The Orioles coaching staff had been so impressed by Ray's 2005 season that they were considering him their closer of the future. But, since the Orioles have had little success with rushing prospects into big league roles, they planned to ease Ray into the closer role sometime in . However, closer B.J. Ryan left the Orioles as a free agent to the Toronto Blue Jays, and the Orioles were unable to sign a closer on the free agent market to serve as a short term solution, causing Ray to be the Orioles' de facto closer.

====2006====
Ray became the full-time closer of Baltimore Orioles for the start of the season. Ray had a very successful first season as the closer for the O's. Ray compiled 33 saves with a 2.73 ERA and 51 strikeouts and allowed an opponent batting average of just .193. Given his success, the Orioles stuck with Ray as their closer for the 2007 regular season. However, his success would not carry over, resulting in a sub par year. During the 2007 season Ray's numbers dropped to 16 saves with a 4.43 ERA and 44 strikeouts.

====2007–2009====
Ray underwent Tommy John surgery on August 17, 2007. In August 2008, he made nine rehabilitation appearances in the minor leagues, but did not pitch for the Orioles during the season. In 2009, he made the Opening Day roster but posted an era of 7.27.

===Texas Rangers===
Ray was traded to the Texas Rangers on December 9, 2009 for Kevin Millwood. He had 35 appearances and an ERA of 3.40.

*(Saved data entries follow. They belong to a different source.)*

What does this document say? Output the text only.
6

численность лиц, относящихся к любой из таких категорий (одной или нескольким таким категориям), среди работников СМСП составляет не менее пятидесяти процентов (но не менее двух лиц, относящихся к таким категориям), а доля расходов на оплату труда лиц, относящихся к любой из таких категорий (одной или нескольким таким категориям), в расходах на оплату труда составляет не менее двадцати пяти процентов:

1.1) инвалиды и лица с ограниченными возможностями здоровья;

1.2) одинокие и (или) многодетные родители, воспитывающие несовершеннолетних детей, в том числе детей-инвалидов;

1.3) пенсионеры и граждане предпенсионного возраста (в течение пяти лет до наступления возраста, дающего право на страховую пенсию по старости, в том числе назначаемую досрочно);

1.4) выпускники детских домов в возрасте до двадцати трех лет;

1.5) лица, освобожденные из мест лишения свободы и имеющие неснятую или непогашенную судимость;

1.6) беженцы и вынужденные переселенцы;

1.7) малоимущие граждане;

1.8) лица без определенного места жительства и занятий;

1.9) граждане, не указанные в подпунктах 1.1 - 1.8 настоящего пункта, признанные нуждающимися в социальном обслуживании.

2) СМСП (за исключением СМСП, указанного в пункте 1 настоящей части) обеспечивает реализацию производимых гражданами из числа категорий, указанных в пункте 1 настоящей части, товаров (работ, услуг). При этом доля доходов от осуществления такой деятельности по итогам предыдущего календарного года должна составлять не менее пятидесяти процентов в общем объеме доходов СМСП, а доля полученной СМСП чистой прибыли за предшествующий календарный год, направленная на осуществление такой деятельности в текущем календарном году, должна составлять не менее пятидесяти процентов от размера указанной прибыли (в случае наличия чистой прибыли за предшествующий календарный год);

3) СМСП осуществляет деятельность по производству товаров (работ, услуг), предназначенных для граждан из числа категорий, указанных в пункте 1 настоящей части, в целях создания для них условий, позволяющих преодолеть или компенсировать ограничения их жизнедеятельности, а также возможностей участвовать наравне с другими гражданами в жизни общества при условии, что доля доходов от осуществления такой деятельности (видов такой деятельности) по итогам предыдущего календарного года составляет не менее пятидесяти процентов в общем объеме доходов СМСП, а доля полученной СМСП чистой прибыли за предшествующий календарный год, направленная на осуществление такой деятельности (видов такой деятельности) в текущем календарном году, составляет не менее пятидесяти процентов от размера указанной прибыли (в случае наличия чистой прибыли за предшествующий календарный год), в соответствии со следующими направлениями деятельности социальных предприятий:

===San Francisco Giants===
Ray was traded to the San Francisco Giants, along with pitching prospect Michael Main, for Bengie Molina on June 30, 2010. Sportswriter Andrew Baggarly referred to Ray as the "fifth inning, runners on second and third with two outs" member of the bullpen. On December 2, the Giants non-tendered Ray, making him a free agent.

===Seattle Mariners===
Ray signed a minor league contract with the Seattle Mariners on January 25, 2011. The deal included an invitation to spring training. On August 1, Ray was placed on the 15-day disabled list with a strained right latissimus dorsi muscle. He was released on August 16.

===Cleveland Indians===
Ray attended spring training in 2012 with the Cleveland Indians as a non-roster invitee. Reassigned to minor league camp on March 30, Ray began the season pitching in the Triple-A Columbus Clippers' opening game on April 5. Ray was released by the Indians on July 7.

===Oakland Athletics===
On July 13, 2012, Ray signed a minor league contract with the Oakland Athletics and was assigned to the Triple-A Sacramento River Cats. He was released on July 26. In the 2012–2013 offseason, Ray retired from professional baseball.

==Personal life==
Ray and his wife have two children. Ray said in March 2013 that he was retired from baseball.

In November 2012, Ray, his brother, and their families opened a craft brewery in Ashland, Virginia, Center Of The Universe Brewing. Ray had been an avid homebrewer and released a collaborative charity beer with Fremont Brewing Company in July 2011, benefiting Operation Homefront. Named Homefront IPA, it was sold at Safeco Field, Fremont's brewery, and various stores in the Seattle area. In 2013. Homefront IPA was collaboratively produced by nine breweries from all over the country, including Center of the Universe Brewing. In 2014 eleven breweries were involved.